By faith in the Gospel we are led by grace to Baptism, the principal place for the first and fundamental conversion of life. In Baptism we renounce evil and gain salvation through the forgiveness of sins and the gift of new life in the Spirit. But, Christ’s call to conversion continues to resound insistently in the hearts of Christians throughout our lives. The so-called second conversion is an uninterrupted task for the whole Church, which, though holy, is always in need of purification as it travels constantly the path of penance and renewal.
For Christians, sin remains a possibility even after Baptism. Continuing conversion remains a necessity. But, conversion is not primarily our work. It is God whose grace calls us to repentance and offers us his mercy.
Jesus Christ entrusted to the Church his ministry of reconciling repentant sinners. On the day of his Resurrection, Jesus appeared to his apostles saying, “Receive the Holy Spirit. Whose sins you forgive are forgiven them, and those you retain are retained” (Jn. 20:23).
In fulfilling this mandate, the Church carries on Christ’s ministry of healing, forgiving and reconciling sinners through the Sacrament of Penance. As the Divine Physician, Christ acts through ordained priests to offer mercy, to heal the wounds of sin and to restore our communion with God, the Church and one another that sin weakens or even destroys.
The Sacrament of Penance (Reconciliation) is a precious gift that Christ has entrusted to the Church. As we celebrate Divine Mercy Sunday, the Church invites us to a renewed experience of this indispensable sacrament of mercy.

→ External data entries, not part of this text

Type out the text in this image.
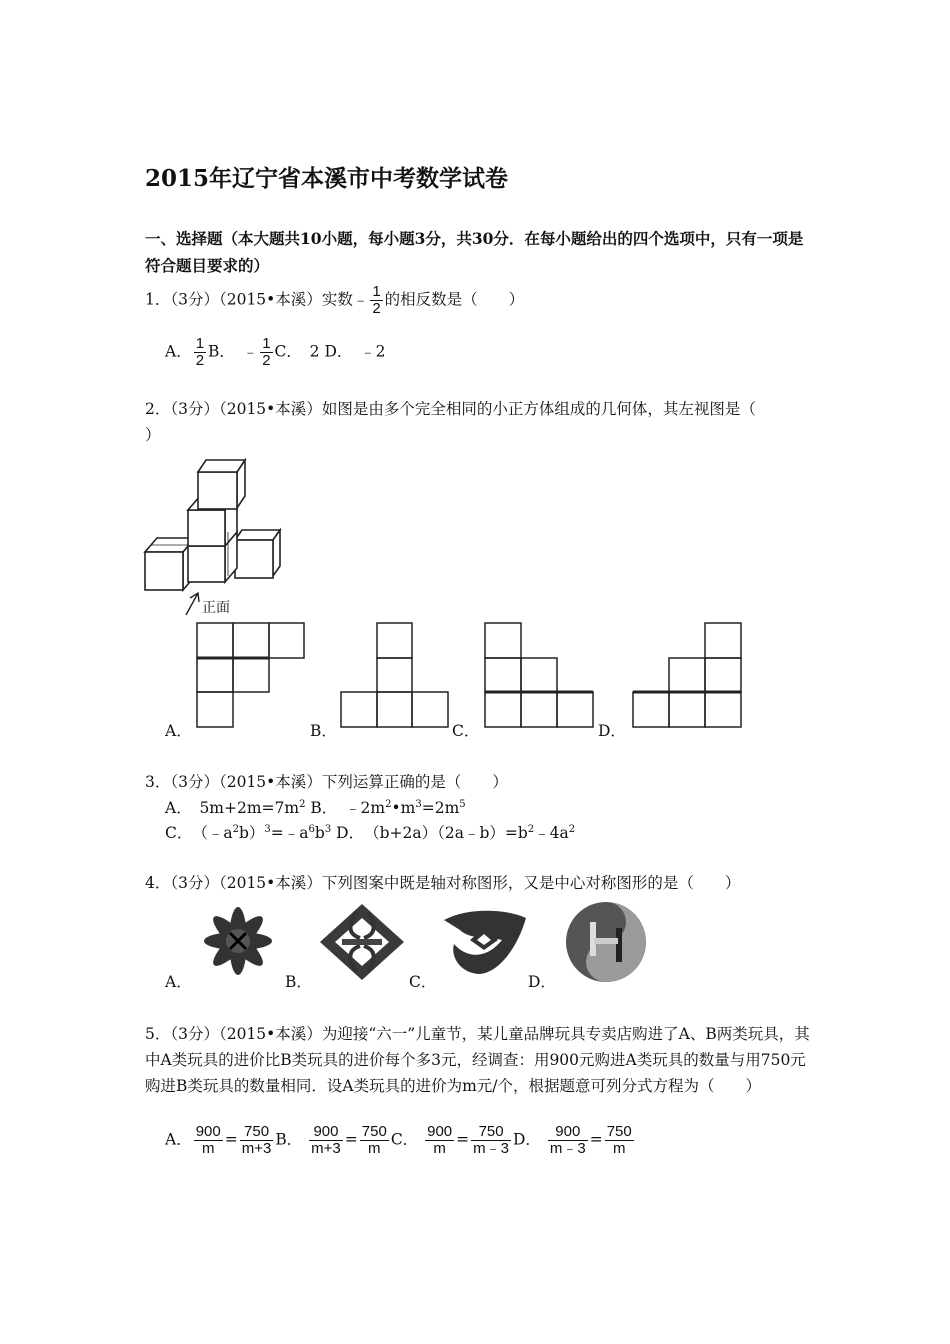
2015年辽宁省本溪市中考数学试卷
一、选择题（本大题共10小题，每小题3分，共30分．在每小题给出的四个选项中，只有一项是符合题目要求的）
1．（3分）（2015•本溪）实数﹣ $\frac{1}{2}$ 的相反数是（　　）
A． $\frac{1}{2}$ B．　﹣ $\frac{1}{2}$ C．　2 D．　﹣2
2．（3分）（2015•本溪）如图是由多个完全相同的小正方体组成的几何体，其左视图是（
）
正面
A．	B．	C．	D．
3．（3分）（2015•本溪）下列运算正确的是（　　）
A．　$5m+2m=7m^2$ B．　$﹣2m^2•m^3=2m^5$
C．　$(﹣a^2b)^3=﹣a^6b^3$ D．　$(b+2a)(2a﹣b)=b^2﹣4a^2$
4．（3分）（2015•本溪）下列图案中既是轴对称图形，又是中心对称图形的是（　　）
A．	B．	C．	D．
5．（3分）（2015•本溪）为迎接“六一”儿童节，某儿童品牌玩具专卖店购进了A、B两类玩具，其中A类玩具的进价比B类玩具的进价每个多3元，经调查：用900元购进A类玩具的数量与用750元购进B类玩具的数量相同．设A类玩具的进价为m元/个，根据题意可列分式方程为（　　）
A． $\frac{900}{m} = \frac{750}{m+3}$ B． $\frac{900}{m+3} = \frac{750}{m}$ C． $\frac{900}{m} = \frac{750}{m﹣3}$ D． $\frac{900}{m﹣3} = \frac{750}{m}$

The communal celebrations of the Sacrament of Penance in which many participate during Lent and Advent, though very beneficial, do not exhaust our need for this sacrament of mercy, nor the benefits we can derive from it. If we are struggling to overcome sin or devoutly seeking holiness and the fullness of the Christian life, we must make good use of all the means that God places at our disposal to assist us, including this sacrament.
The more we open our hearts to Divine Mercy through our encounter with Jesus Christ in this sacrament, the more sensitive we will become to his presence in our lives; the more we will become instruments of his mercy in our world.
Only the experience of God’s mercy will truly reveal the mystery of sin for what it is: not merely the breaking of an external precept, but the rupture of a very personal relationship with God who loves us beyond our imagining, even when we have turned our backs on him. Though we may grow weary of asking forgiveness, God never wearies of forgiving us!